円相場が1ドル=84円台後半と、約半年ぶりの円安・ドル高水準を付けた。対ユーロでは一時120円台に下げ、輸出採算の改善を期待した買いが先行した。日経平均は一時100円上げた。
もっとも200日移動平均(1日時点で9822円)には届かず、上値では国内機関投資家による売り観測が出ていた。ニューヨーク原油先物相場が時間外の電子取引でじり高で推移したことも重荷になった。東日本大震災が企業業績や生産活動に与える影響を見極めたいとの慎重姿勢はなお根強い。明和証券の矢野正義シニア・マーケットアナリストは「円安は輸出株にプラス材料だが、土台となる生産の先行きが電力供給不安などで読めず素直に好感されていない」と話していた。
日銀が取引開始前に企業短期経済観測調査(短観、3月調査)について、東日本大震災の発生前後の回答を分けた再集計結果を公表した。大企業製造業の業況判断指数(DI)は3カ月後の先行きが「地震前」はプラス3、「地震後」はマイナス2だった。震災の影響を織り込み切れていないとの見方から、大きな材料とはならなかった。
東証株価指数(TOPIX)も反発した。上昇率は0.29%と、不動産や電力株の下げが圧迫して日経平均より小さかった。業種別TOPIXは33業種のうち22業種が高く、鉄鋼や保険が上昇率上位だった。
東証1部の午前の売買代金は概算で6207億円、売買高は同12億2996万株だった。全体の48%にあたる802銘柄が値上がりし、下落銘柄数は708、横ばいは149銘柄だった。

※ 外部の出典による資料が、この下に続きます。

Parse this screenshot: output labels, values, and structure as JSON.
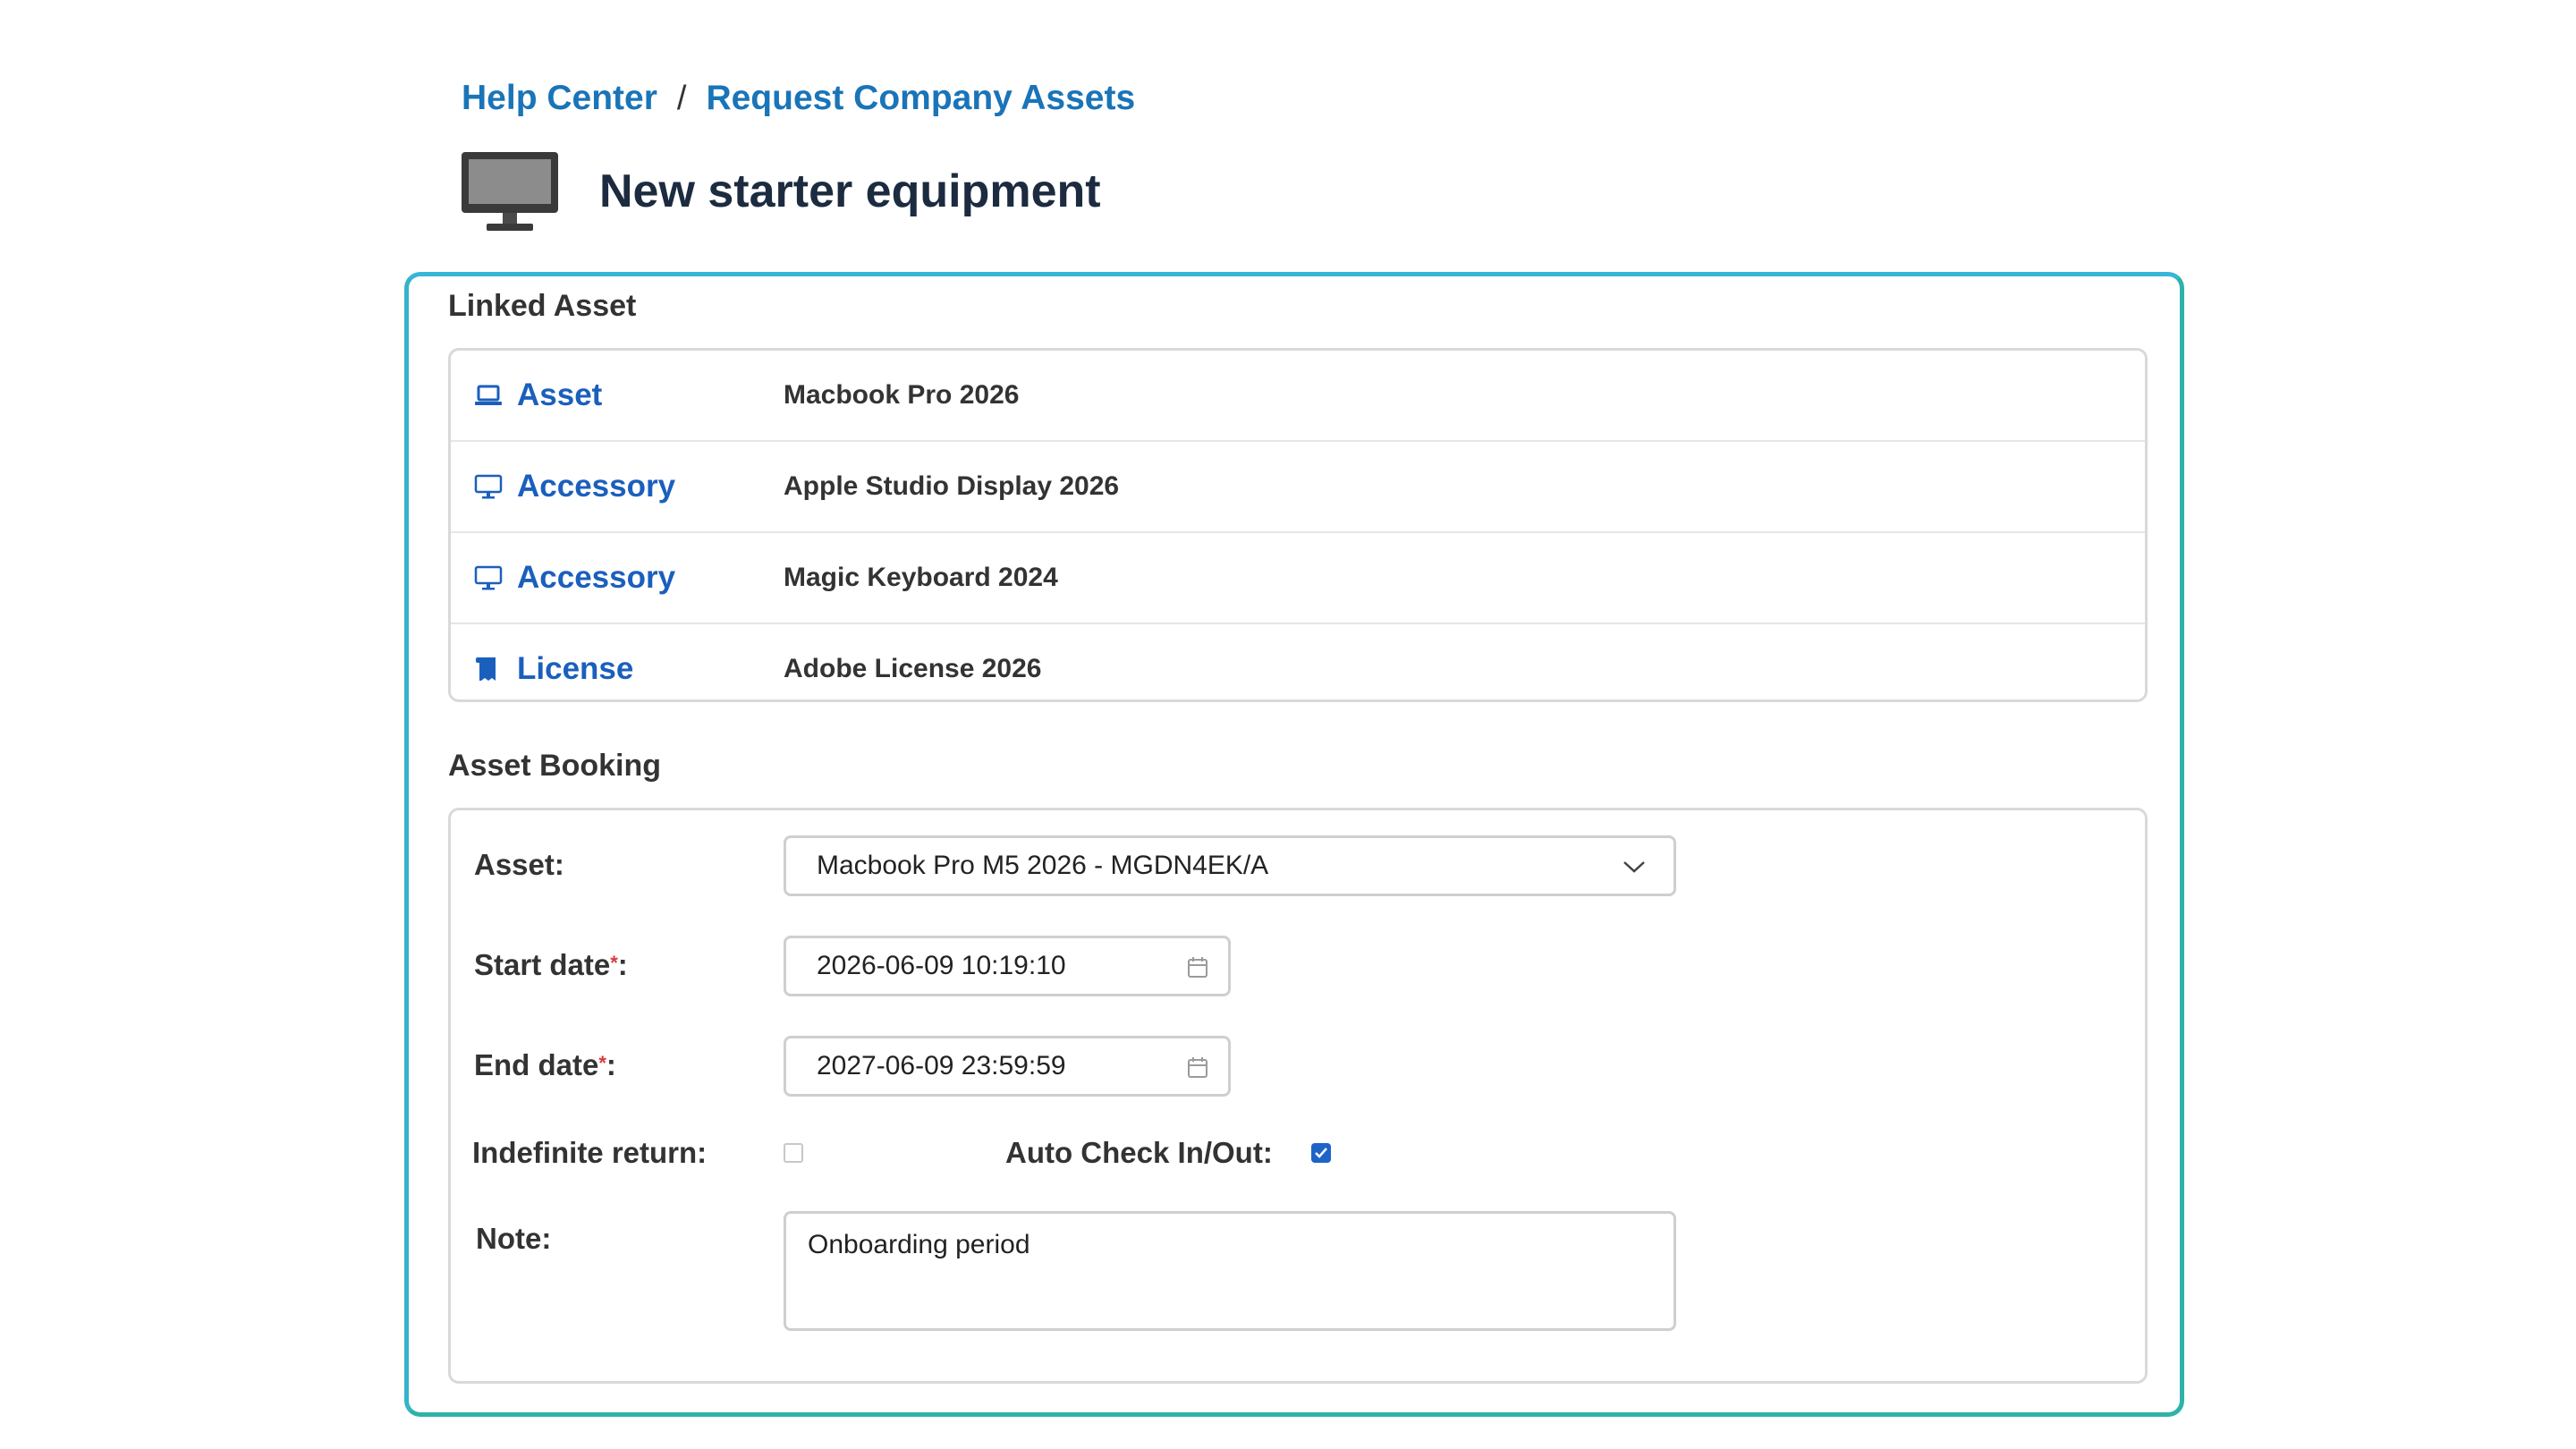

三菱商、キヤノン、ファナック、新日鉄、太平洋セメ、KDDIが買われた。三菱重、国際石開帝石が年初来高値を付けた。ファストリが大幅続伸。スウェーデンの企業と産業用圧縮機の販売事業で提携すると伝わったIHIが堅調だった。一方でみずほFG、菱地所、ANAが下げた。中部電など電力株が安く、東電は前日終値を挟んでもみ合った。